Cada generación que llega pone en entredicho a la anterior pese a ser, siempre, demasiado parecida por el simple hecho de que la vida obliga a los que ya no son jóvenes a mirar desde otra perspectiva. Cuando fueron hijos quisieron romper las viejas estructuras que representaban sus padres, era lo natural y así se lo parecía. Años después son ellos los padres, sus hijos quieren romper, es lo natural, pero ya no se lo parece. Entonces leen que «los jóvenes de hoy aman el lujo, tienen manías y desprecian la autoridad. Responden a sus padres, cruzan las piernas y tiranizan a sus maestros» y lo suscriben. ¿Ves?, dicen, no soy el único que lo piensa. Hasta que descubre que la cita tiene casi dos mil quinientos años y pertenece a Sócrates.
Cada generación que se incorpora aporta cambios, es obvio, pero en lo sustancial todas repiten algunos patrones que se pueden resumir en dos apartados. Por una parte, han de derribar las puertas que abren la estancia de los adultos y eso no se puede hacer sin ruido, y por otra necesitan experimentar en propia carne lo que hasta hace bien poco tenían prohibido. El cuerpo, además, genera energía suficiente para pelear en ambas contiendas.
Mirando atrás, puedo recordar puntos en mi biografía que jamás querría que repitiese mi hijo.

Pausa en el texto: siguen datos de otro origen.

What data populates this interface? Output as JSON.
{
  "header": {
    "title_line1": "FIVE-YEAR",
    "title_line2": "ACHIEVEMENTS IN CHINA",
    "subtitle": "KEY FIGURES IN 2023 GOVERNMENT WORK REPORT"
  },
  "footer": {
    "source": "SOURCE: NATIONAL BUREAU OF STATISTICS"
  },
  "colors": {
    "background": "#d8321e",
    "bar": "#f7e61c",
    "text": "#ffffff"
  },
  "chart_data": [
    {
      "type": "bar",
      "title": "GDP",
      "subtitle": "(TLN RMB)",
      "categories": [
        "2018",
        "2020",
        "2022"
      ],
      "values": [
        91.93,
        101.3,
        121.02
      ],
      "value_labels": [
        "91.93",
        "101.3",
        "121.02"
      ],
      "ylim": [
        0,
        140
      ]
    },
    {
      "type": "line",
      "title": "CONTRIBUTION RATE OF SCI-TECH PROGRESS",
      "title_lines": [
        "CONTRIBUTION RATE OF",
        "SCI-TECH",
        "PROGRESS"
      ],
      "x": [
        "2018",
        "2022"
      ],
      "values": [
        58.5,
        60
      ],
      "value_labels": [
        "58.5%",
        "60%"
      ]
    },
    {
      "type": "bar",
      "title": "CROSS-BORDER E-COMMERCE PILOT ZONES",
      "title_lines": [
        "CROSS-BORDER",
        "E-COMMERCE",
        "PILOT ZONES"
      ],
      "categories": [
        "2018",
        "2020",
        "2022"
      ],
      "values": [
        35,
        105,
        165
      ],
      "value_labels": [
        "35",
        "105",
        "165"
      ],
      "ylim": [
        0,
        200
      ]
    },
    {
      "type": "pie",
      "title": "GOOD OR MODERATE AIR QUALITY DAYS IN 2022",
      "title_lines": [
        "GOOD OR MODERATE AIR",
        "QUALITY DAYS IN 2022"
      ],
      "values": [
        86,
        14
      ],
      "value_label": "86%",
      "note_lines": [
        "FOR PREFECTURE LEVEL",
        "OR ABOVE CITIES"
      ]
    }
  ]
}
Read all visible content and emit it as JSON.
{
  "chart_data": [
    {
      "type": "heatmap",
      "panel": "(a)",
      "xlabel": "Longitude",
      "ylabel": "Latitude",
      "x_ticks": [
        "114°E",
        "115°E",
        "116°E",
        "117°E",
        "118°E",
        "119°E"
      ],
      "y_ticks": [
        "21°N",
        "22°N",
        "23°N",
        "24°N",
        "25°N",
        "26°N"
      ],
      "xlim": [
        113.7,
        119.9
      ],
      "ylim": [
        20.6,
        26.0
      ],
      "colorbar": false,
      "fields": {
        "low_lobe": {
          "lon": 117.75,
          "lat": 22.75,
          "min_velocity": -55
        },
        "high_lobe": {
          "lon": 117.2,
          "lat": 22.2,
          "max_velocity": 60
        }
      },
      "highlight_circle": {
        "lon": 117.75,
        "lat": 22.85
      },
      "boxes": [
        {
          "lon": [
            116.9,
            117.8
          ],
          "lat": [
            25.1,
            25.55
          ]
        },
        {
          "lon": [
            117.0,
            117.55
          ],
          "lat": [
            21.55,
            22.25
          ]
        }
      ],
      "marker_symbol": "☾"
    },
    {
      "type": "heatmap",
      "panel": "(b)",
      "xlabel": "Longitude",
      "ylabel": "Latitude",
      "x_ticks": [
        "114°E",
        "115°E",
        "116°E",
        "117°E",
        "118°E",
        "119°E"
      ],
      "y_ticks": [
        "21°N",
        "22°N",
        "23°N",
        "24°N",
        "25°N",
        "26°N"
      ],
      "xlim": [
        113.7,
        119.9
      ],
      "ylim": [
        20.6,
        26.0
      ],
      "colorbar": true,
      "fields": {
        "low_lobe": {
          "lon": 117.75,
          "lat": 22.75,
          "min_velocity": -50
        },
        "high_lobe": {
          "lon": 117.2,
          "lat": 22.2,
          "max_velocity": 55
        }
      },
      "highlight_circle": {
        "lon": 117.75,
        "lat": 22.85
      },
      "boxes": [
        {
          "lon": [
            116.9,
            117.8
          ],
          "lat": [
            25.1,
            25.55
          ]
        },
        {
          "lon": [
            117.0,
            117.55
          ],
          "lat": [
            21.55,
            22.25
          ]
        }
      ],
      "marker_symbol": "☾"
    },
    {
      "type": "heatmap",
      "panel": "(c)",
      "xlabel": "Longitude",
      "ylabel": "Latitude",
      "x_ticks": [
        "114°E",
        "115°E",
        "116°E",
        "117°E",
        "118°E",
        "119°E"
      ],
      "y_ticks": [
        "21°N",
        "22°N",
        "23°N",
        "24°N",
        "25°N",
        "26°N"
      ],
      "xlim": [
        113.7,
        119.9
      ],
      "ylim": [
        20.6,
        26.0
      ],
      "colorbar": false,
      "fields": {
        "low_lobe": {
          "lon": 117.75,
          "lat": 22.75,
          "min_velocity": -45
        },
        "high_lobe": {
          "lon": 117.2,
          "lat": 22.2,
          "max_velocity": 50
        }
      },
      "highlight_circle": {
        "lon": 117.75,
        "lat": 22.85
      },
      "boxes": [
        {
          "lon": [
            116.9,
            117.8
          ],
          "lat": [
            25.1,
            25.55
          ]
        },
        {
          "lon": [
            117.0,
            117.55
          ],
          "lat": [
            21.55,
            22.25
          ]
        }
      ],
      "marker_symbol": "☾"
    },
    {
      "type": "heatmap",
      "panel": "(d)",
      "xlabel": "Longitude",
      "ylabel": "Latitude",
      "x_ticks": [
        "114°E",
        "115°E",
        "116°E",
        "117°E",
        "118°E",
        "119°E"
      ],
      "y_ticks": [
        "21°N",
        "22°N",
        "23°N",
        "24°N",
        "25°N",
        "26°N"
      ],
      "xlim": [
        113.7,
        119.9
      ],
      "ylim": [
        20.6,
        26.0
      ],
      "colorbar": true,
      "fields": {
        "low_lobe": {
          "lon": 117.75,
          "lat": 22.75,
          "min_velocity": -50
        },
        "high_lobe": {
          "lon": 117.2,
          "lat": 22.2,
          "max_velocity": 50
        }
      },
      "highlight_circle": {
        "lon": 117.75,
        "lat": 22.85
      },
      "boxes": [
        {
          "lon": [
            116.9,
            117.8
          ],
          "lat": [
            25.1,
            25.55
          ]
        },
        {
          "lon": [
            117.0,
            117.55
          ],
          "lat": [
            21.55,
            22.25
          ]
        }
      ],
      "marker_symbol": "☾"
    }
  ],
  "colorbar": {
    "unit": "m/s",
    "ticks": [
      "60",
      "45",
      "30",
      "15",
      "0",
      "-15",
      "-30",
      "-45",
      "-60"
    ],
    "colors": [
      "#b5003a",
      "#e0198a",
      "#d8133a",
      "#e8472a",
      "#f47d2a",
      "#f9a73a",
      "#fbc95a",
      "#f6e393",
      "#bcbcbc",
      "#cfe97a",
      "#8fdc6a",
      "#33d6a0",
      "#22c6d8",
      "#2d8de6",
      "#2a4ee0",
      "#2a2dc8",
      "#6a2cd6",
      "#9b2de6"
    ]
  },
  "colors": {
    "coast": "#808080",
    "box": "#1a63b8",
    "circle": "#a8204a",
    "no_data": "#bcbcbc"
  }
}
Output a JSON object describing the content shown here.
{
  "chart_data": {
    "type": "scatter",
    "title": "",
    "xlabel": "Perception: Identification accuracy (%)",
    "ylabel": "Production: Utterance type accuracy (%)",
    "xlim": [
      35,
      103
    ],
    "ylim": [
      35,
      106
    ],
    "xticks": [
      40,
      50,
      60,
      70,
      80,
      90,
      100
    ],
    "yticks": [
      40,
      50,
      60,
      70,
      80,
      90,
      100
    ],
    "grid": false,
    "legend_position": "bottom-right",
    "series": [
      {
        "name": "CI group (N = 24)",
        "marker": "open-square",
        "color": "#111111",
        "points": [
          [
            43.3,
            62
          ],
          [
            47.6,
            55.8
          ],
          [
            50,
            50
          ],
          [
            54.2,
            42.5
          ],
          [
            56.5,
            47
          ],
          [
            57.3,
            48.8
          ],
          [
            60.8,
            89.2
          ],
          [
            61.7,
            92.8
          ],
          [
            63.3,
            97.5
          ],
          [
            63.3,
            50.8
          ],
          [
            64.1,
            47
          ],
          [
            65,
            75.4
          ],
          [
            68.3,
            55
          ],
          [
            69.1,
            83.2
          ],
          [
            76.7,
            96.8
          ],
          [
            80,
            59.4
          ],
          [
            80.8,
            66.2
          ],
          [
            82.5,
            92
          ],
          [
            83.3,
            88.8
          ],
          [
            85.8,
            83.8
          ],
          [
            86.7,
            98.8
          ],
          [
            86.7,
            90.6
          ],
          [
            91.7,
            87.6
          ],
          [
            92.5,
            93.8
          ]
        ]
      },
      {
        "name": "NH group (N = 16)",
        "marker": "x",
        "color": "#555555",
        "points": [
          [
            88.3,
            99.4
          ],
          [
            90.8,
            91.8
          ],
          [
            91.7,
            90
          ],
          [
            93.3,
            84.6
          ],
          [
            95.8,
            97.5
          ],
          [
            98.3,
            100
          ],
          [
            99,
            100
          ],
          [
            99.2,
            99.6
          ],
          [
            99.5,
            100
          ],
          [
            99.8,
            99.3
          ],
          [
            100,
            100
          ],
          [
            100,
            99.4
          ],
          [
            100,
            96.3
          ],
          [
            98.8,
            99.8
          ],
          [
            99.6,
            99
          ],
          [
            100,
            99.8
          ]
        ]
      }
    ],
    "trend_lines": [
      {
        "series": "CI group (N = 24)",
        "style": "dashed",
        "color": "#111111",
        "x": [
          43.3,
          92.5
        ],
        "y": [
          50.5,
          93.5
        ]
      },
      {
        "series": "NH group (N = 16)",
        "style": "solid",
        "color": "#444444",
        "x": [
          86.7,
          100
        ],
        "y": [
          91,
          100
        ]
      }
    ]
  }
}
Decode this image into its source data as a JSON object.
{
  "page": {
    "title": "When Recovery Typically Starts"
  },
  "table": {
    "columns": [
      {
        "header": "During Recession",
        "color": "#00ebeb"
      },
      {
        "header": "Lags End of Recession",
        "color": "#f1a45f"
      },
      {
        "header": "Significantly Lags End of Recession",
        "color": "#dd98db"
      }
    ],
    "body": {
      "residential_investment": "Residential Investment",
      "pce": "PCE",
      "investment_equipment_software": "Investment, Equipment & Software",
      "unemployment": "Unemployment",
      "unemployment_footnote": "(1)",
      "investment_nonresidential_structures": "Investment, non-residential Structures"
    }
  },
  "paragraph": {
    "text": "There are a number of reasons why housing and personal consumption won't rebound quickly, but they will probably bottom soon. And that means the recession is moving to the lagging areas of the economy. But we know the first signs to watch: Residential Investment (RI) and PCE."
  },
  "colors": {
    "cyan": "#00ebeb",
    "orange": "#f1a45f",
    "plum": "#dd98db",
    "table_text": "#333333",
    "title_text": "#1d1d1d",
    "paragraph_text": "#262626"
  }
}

Alguno relaciona el alcohol y la carretera. Los poco más de cincuenta kilómetros que unen Peñaranda de Bracamonte con Medina del Campo son testigos de verdaderas irresponsabilidades que pudieron haber acabado en tragedia porque la carretera, por más que le pesase a Paco Costas, en pocas ocasiones concede una segunda oportunidad.
El fútbol, a veces, sí. Y vaya que le pesó ayer al Real Valladolid. Aquel extremo, tocayo mío, que en su época en el Betis oliera a estrella y se haya quedado a medio camino, había fallado un penalti cuando apenas faltaban cinco minutos para acabar un partido que su equipo no conseguía ganar. Dos minutos más tarde pudo dormir el balón en su pie, hipnotizar al portero pucelano hasta acostarlo y arropar la pelota en su corto viaje hasta lograr el beso de la red.
Esa jugada final convirtió el guion del partido en un previsible telefilm de sobremesa, uno de tantos subproductos de las factorías norteamericanas y, por tanto, lo excluyó de la programación de la Seminci. Pintaba que iba a ganar el Málaga y ganó, se veía que la defensa del Valladolid erraba con frecuencia y erró fatalmente. Sabíamos que Isco era el bueno y se adueñó del partido, hemos asumido que Omar no tiene menos calidad que el centrocampista malagueño pero no quiere, no puede o no sabe, aplicarse de forma continua y se limita a ofrecer algún fogonazo como el que sirvió de preámbulo al gol. A ver si es un simple deje propio del recién llegado, de un joven que tiene sus manías que irá perdiendo si quiere progresar.